During the battle one of the British Red Coats "became unhinged," in the words of narrator and U.S. military historian Bob Wright, and deserted his fellow soldiers. The deserter, Michael E. Dumene, who in real life works as a historical interpreter at Ford's Theatre, was promptly captured by soldiers from 71st Scots Regiment, and after the battle he was court-martialed, sentenced and hanged for the amusement of the assembled conservative crowd. "You'll notice," one of the British officers told the audience between the sentencing and the hanging, "he was not found insane." There was enthusiastic cheering.

Viguerie didn't seem to take as much pleasure in the mock execution as the rest of the crowd. "It was very realistic.
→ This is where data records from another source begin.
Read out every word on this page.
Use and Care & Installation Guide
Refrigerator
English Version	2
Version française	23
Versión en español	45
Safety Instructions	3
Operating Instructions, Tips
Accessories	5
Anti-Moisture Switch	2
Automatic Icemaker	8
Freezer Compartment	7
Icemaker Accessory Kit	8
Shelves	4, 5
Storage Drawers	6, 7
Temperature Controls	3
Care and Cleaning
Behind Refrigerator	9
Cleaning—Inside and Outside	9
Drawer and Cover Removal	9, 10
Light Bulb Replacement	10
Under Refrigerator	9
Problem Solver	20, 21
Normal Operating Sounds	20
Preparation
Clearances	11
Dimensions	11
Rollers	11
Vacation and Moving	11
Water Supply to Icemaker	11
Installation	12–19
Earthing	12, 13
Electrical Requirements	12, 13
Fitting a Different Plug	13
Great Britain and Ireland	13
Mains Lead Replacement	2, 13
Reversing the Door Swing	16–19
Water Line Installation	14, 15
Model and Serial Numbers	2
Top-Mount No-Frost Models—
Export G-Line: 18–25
But I'm one of the very few conservatives who don't believe in capital punishment. It's too bad they had to do things like that."

In general, Viguerie thought the picnic "a success, 100 percent over. We were expecting 800 to 900 people and we got 1,500 to 1,700. Somebody suggested we make it an annual event, and I think that's a good idea. With a little advance planning, we should be able to accommodate 3,000 people next year."

And Viguerie said he "thought Jim Watt was a particularly good sport about being dunked. This administration could use a lot more people in it that had that attitude of getting down with the people."